Rocking the Boats: Federal Government Tackles Competition in Maritime Shipping
The Federal government is taking a closer look at the maritime shipping industry—and for good reason.
In 2000, the 10 largest shipping companies controlled just half of the world container shipping market. Today, it’s more than 80%.
As goods are increasingly manufactured in Asia and then transported to the United States, ocean carriers control a critical chokepoint. This shift, combined with COVID-19, has left shippers with “fewer routes, fewer smaller ships and fewer ports” to keep the flow of goods moving. The resulting logjams have created major headaches, further pushing rates upward for those seeking to expedite delivery. Ocean carriers have reaped the rewards, earning record profits from higher freight rates.
Shippers who suffer from congestion and higher prices are speaking out—and are receiving a receptive audience in Washington. Despite its historic pro-carrier reputation, the Federal Maritime Commission (“FMC”) has introduced several initiatives to promote competition in the industry. For example, in 2020 the FMC issued a rulemaking clarifying practices on so-called “demurrage and detention” fees, exorbitant charges that ocean carriers impose on shippers for the time their freight sits waiting to be loaded or unloaded. The FMC has also investigated ocean carriers’ restraints on trucker chassis pools in Memphis. And just last month, the FMC issued subpoenas to ocean carriers regarding freight surcharges.
Even the White House has gotten involved. In his landmark Executive Order on Promoting Competition in the American Economy, President Biden called on the FMC to use its existing powers to “vigorously enforce the prohibition of unjust or unreasonable practices.” Shippers, including major American retailers and bulk commodity transporters, have lauded the White House’s order—and urged the FMC to take further action to promote competition in the seaborne supply chain.
Restoring maritime shipping competition remains an ambitious goal. But those directly harmed by anticompetitive practices need not wait for the Federal bureaucracy to act.
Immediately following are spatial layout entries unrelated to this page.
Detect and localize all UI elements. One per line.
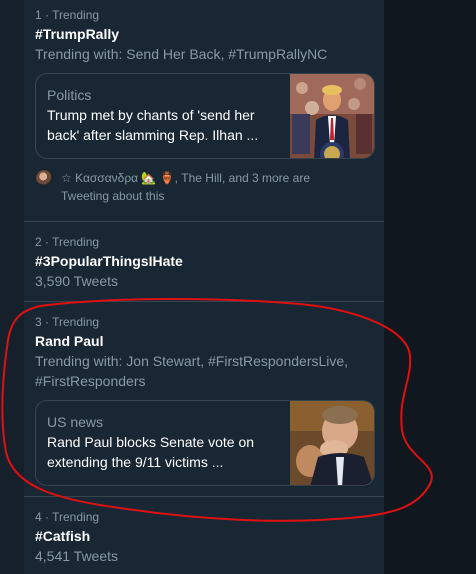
news-headline-line-2: back' after slamming Rep. Ilhan ...	[47, 127, 259, 143]
trend-rank: 2 · Trending	[35, 235, 100, 249]
social-text-line-1: ☆ Κασσανδρα 🏡 🏺, The Hill, and 3 more ar…	[61, 171, 311, 185]
social-text-line-2: Tweeting about this	[61, 189, 165, 203]
trend-item-2[interactable]: 2 · Trending #3PopularThingsIHate 3,590 …	[24, 222, 384, 302]
trend-context-line-1: Trending with: Jon Stewart, #FirstRespon…	[35, 353, 349, 369]
news-headline-line-1: Rand Paul blocks Senate vote on	[47, 434, 255, 450]
right-gutter	[384, 0, 476, 574]
trend-title[interactable]: #3PopularThingsIHate	[35, 251, 373, 271]
trend-context: 4,541 Tweets	[35, 548, 119, 564]
news-headline-line-2: extending the 9/11 victims ...	[47, 454, 224, 470]
trends-panel: 1 · Trending #TrumpRally Trending with: …	[24, 0, 384, 574]
trend-item-1[interactable]: 1 · Trending #TrumpRally Trending with: …	[24, 0, 384, 222]
news-card[interactable]: Politics Trump met by chants of 'send he…	[35, 73, 375, 159]
news-category: Politics	[47, 87, 92, 103]
trend-rank: 4 · Trending	[35, 510, 100, 524]
news-headline-line-1: Trump met by chants of 'send her	[47, 107, 255, 123]
trend-title[interactable]: #Catfish	[35, 526, 373, 546]
trend-title[interactable]: #TrumpRally	[35, 24, 373, 44]
news-card-text: US news Rand Paul blocks Senate vote on …	[36, 401, 290, 485]
trend-context: Trending with: Send Her Back, #TrumpRall…	[35, 46, 328, 62]
trend-rank: 3 · Trending	[35, 315, 100, 329]
news-card-text: Politics Trump met by chants of 'send he…	[36, 74, 290, 158]
news-thumbnail-trump	[290, 74, 374, 158]
news-thumbnail-rand-paul	[290, 401, 374, 485]
trend-title[interactable]: Rand Paul	[35, 331, 373, 351]
left-gutter	[0, 0, 24, 574]
trend-item-3[interactable]: 3 · Trending Rand Paul Trending with: Jo…	[24, 302, 384, 497]
news-category: US news	[47, 414, 104, 430]
trend-item-4[interactable]: 4 · Trending #Catfish 4,541 Tweets	[24, 497, 384, 574]
social-context[interactable]: ☆ Κασσανδρα 🏡 🏺, The Hill, and 3 more ar…	[35, 169, 373, 211]
trend-rank: 1 · Trending	[35, 8, 100, 22]
news-card[interactable]: US news Rand Paul blocks Senate vote on …	[35, 400, 375, 486]
avatar-group	[35, 169, 61, 211]
avatar	[35, 169, 53, 187]
trend-context: 3,590 Tweets	[35, 273, 119, 289]
trend-context-line-2: #FirstResponders	[35, 373, 146, 389]
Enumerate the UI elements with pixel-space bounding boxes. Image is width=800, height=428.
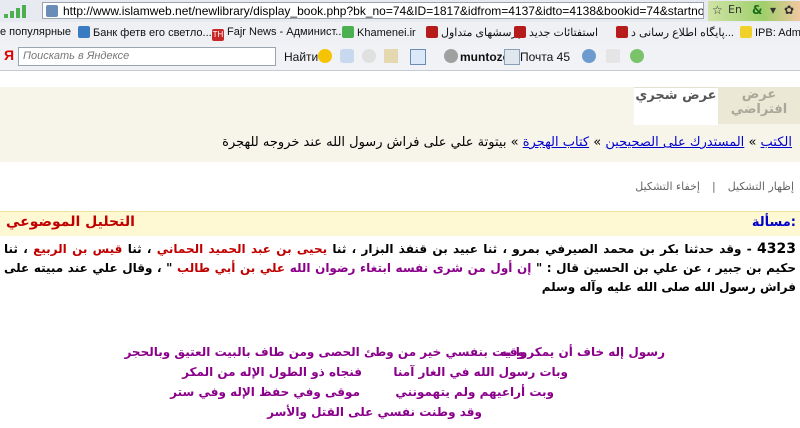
fajr-icon: TH	[212, 29, 224, 41]
hadith-text: 4323 - وقد حدثنا بكر بن محمد الصيرفي بمر…	[4, 241, 797, 294]
bookmark-item[interactable]: پایگاه اطلاع رسانی د...	[616, 26, 734, 39]
globe-icon	[78, 26, 90, 38]
star-icon[interactable]: ☆	[712, 3, 723, 17]
ipb-icon	[740, 26, 752, 38]
settings-icon[interactable]: ▾	[770, 3, 776, 17]
find-button[interactable]: Найти	[284, 50, 318, 64]
yandex-search-input[interactable]: Поискать в Яндексе	[18, 47, 276, 66]
favicon-icon	[46, 5, 58, 17]
tashkeel-controls: إظهار التشكيل|إخفاء التشكيل	[635, 180, 794, 193]
narrator-link[interactable]: قيس بن الربيع	[33, 242, 122, 256]
poem-verse: وقد وطنت نفسي على القتل والأسر	[267, 405, 482, 419]
status-icon[interactable]	[630, 49, 644, 63]
poem-verse: رسول إله خاف أن يمكروا به	[499, 345, 665, 359]
view-panel: عرض افتراضي عرض شجري الكتب » المستدرك عل…	[0, 87, 800, 162]
tab-default-view[interactable]: عرض افتراضي	[718, 87, 800, 124]
addon-area: ☆ En & ▾ ✿	[708, 1, 800, 21]
gear-icon[interactable]: ✿	[784, 3, 794, 17]
narrator-link[interactable]: يحيى بن عبد الحميد الحماني	[157, 242, 327, 256]
bookmark-item[interactable]: پرسشهای متداول	[426, 26, 521, 39]
signal-icon	[4, 4, 32, 18]
section-header: التحليل الموضوعي مسألة:	[0, 211, 800, 236]
bookmark-item[interactable]: استفتائات جديد	[514, 26, 598, 39]
emblem-icon	[514, 26, 526, 38]
emblem-icon	[426, 26, 438, 38]
url-text: http://www.islamweb.net/newlibrary/displ…	[63, 4, 704, 18]
poem-verse: فنجاه ذو الطول الإله من المكر	[182, 365, 362, 379]
bookmark-item[interactable]: Банк фетв его светло...	[78, 26, 212, 39]
globe-icon	[342, 26, 354, 38]
view-tabs: عرض افتراضي عرض شجري	[564, 87, 800, 125]
mail-icon	[504, 49, 520, 65]
poem-verse: وقيت بنفسي خير من وطئ الحصى ومن طاف بالب…	[124, 345, 525, 359]
show-tashkeel-link[interactable]: إظهار التشكيل	[728, 180, 794, 193]
breadcrumb: الكتب » المستدرك على الصحيحين » كتاب اله…	[222, 135, 792, 150]
masala-label: مسألة:	[751, 215, 796, 230]
weather-icon[interactable]	[606, 49, 620, 63]
url-field[interactable]: http://www.islamweb.net/newlibrary/displ…	[42, 2, 704, 19]
address-bar-row: http://www.islamweb.net/newlibrary/displ…	[0, 0, 800, 23]
addon-icon[interactable]: &	[752, 3, 762, 17]
bookmark-item[interactable]: TH Fajr News - Админист...	[212, 26, 344, 41]
breadcrumb-current: بيتوتة علي على فراش رسول الله عند خروجه …	[222, 135, 507, 150]
tab-tree-view[interactable]: عرض شجري	[634, 87, 718, 125]
lang-indicator[interactable]: En	[728, 3, 742, 16]
pencil-icon[interactable]	[340, 49, 354, 63]
poem-verse: وبت أراعيهم ولم يتهمونني	[395, 385, 554, 399]
bookmark-item[interactable]: IPB: Admi	[740, 26, 800, 39]
chat-icon[interactable]	[362, 49, 376, 63]
narrator-link[interactable]: علي بن أبي طالب	[177, 261, 285, 275]
quote-text: إن أول من شرى نفسه ابتغاء رضوان الله	[289, 261, 532, 275]
hadith-number: 4323	[757, 241, 796, 257]
page-content: عرض افتراضي عرض شجري الكتب » المستدرك عل…	[0, 71, 800, 428]
globe-icon[interactable]	[582, 49, 596, 63]
poem-verse: وبات رسول الله في الغار آمنا	[393, 365, 568, 379]
breadcrumb-book-link[interactable]: المستدرك على الصحيحين	[605, 135, 744, 150]
yandex-toolbar: Я Поискать в Яндексе Найти muntozor Почт…	[0, 44, 800, 71]
topical-analysis-link[interactable]: التحليل الموضوعي	[6, 214, 135, 230]
user-icon	[444, 49, 458, 63]
breadcrumb-books-link[interactable]: الكتب	[761, 135, 792, 150]
hide-tashkeel-link[interactable]: إخفاء التشكيل	[635, 180, 700, 193]
emblem-icon	[616, 26, 628, 38]
bookmark-item[interactable]: е популярные	[0, 26, 71, 38]
mail-button[interactable]: Почта 45	[520, 50, 570, 64]
poem-verse: موقى وفي حفظ الإله وفي ستر	[170, 385, 360, 399]
bookmarks-bar: е популярные Банк фетв его светло... TH F…	[0, 22, 800, 45]
lock-icon[interactable]	[384, 49, 398, 63]
font-icon[interactable]	[410, 49, 426, 65]
yandex-icon[interactable]	[318, 49, 332, 63]
breadcrumb-chapter-link[interactable]: كتاب الهجرة	[523, 135, 589, 150]
bookmark-item[interactable]: Khamenei.ir	[342, 26, 416, 39]
yandex-logo: Я	[4, 47, 15, 63]
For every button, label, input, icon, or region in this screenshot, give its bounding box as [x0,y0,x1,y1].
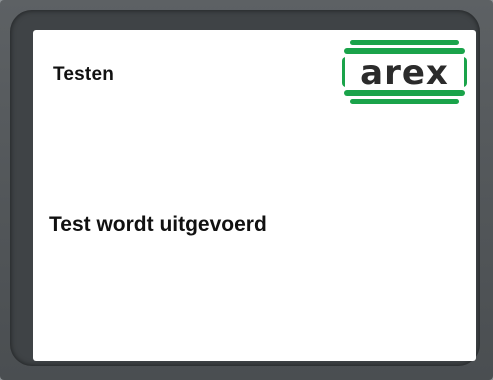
screen-title: Testen [53,64,115,85]
logo-wordmark: arex [360,53,449,93]
status-message: Test wordt uitgevoerd [49,213,267,236]
device-bezel: Testen Test wordt uitgevoerd arex [0,0,493,380]
arex-logo-icon: arex [342,38,467,110]
display-screen: Testen Test wordt uitgevoerd arex [33,30,476,361]
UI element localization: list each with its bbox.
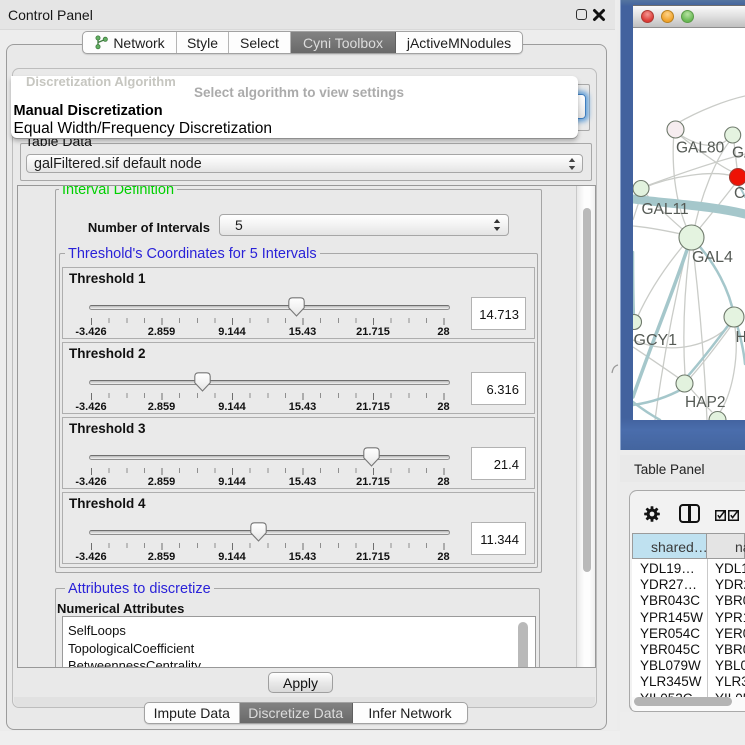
svg-text:HI: HI xyxy=(736,329,745,346)
svg-text:HAP2: HAP2 xyxy=(685,394,726,411)
svg-text:GAL11: GAL11 xyxy=(642,201,689,218)
svg-text:GCY1: GCY1 xyxy=(634,332,678,349)
svg-text:GA: GA xyxy=(732,145,745,162)
svg-text:GAL80: GAL80 xyxy=(676,140,725,157)
svg-text:GAL4: GAL4 xyxy=(692,249,733,266)
svg-text:CY: CY xyxy=(734,185,745,202)
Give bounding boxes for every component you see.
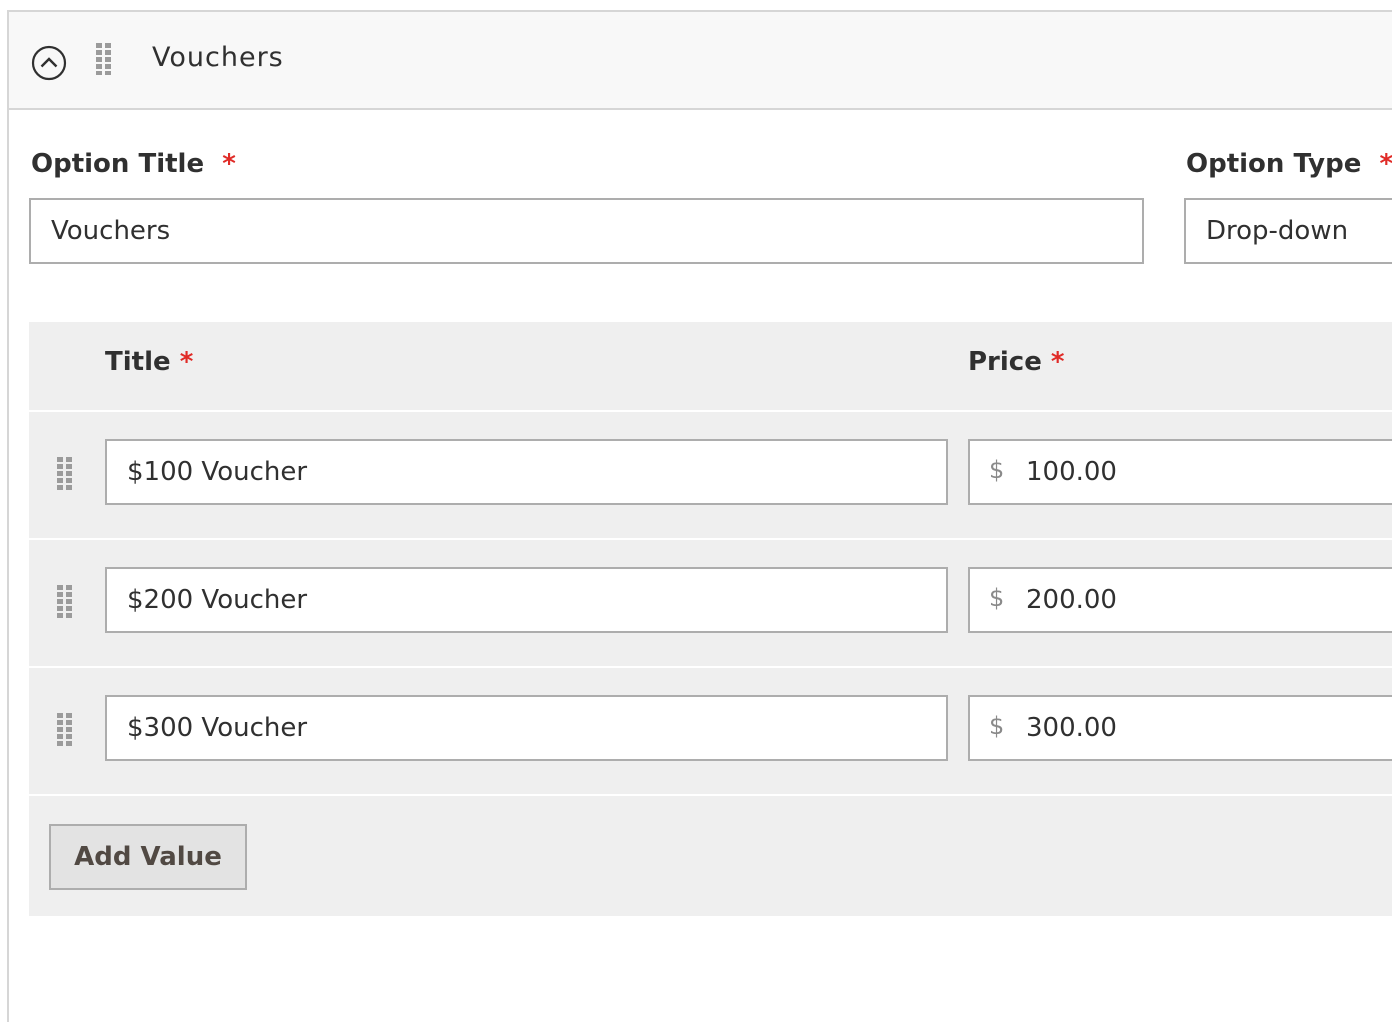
title-column-label: Title — [105, 347, 171, 377]
option-title-label: Option Title * — [31, 149, 236, 179]
required-mark: * — [1379, 149, 1392, 179]
option-type-label-text: Option Type — [1186, 149, 1362, 179]
value-title-input[interactable] — [105, 695, 948, 761]
table-row: $ — [29, 540, 1392, 668]
panel-title: Vouchers — [152, 42, 284, 73]
option-title-input[interactable] — [29, 198, 1144, 264]
currency-symbol: $ — [989, 584, 1005, 612]
value-price-input[interactable] — [1014, 441, 1392, 503]
table-header: Title * Price * — [29, 322, 1392, 412]
value-price-field[interactable]: $ — [968, 695, 1392, 761]
option-type-label: Option Type * — [1186, 149, 1392, 179]
drag-handle-icon[interactable] — [55, 456, 75, 494]
panel-header[interactable]: Vouchers — [9, 12, 1392, 110]
table-row: $ — [29, 412, 1392, 540]
drag-handle-icon[interactable] — [94, 42, 114, 76]
value-price-input[interactable] — [1014, 569, 1392, 631]
add-value-button[interactable]: Add Value — [49, 824, 247, 890]
drag-handle-icon[interactable] — [55, 584, 75, 622]
required-mark: * — [222, 149, 236, 179]
table-row: $ — [29, 668, 1392, 796]
value-title-input[interactable] — [105, 439, 948, 505]
option-type-select[interactable]: Drop-down — [1184, 198, 1392, 264]
title-column-header: Title * — [105, 347, 193, 377]
value-price-input[interactable] — [1014, 697, 1392, 759]
price-column-header: Price * — [968, 347, 1065, 377]
value-price-field[interactable]: $ — [968, 567, 1392, 633]
currency-symbol: $ — [989, 712, 1005, 740]
required-mark: * — [1050, 347, 1065, 377]
option-title-label-text: Option Title — [31, 149, 205, 179]
drag-handle-icon[interactable] — [55, 712, 75, 750]
price-column-label: Price — [968, 347, 1042, 377]
required-mark: * — [179, 347, 194, 377]
option-values-table: Title * Price * $100 Voucher $ 100.00 $2… — [29, 322, 1392, 916]
option-type-value: Drop-down — [1206, 216, 1349, 246]
currency-symbol: $ — [989, 456, 1005, 484]
value-price-field[interactable]: $ — [968, 439, 1392, 505]
value-title-input[interactable] — [105, 567, 948, 633]
circle-chevron-up-icon[interactable] — [31, 45, 67, 81]
custom-option-panel: Vouchers Option Title * Option Type * Dr… — [7, 10, 1392, 1022]
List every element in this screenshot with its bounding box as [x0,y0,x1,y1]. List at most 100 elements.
Although regulated entities like ocean carriers have a limited “exemption” from antitrust law, the Shipping Act also prohibits those entities from engaging in unjust or unreasonable practices, including those that restrict competition and harm the shipping public. The Shipping Act also allows private plaintiffs—not just government enforcers—to sue for violations, including recovering damages (called “reparations”). As a result, those directly harmed by carriers’ unreasonable practices should not hesitate to contact counsel to explore possible remedies.
Given increased concerns about monopolies and anticompetitive conduct in the American economy, the Shipping Act may just grow sharper teeth.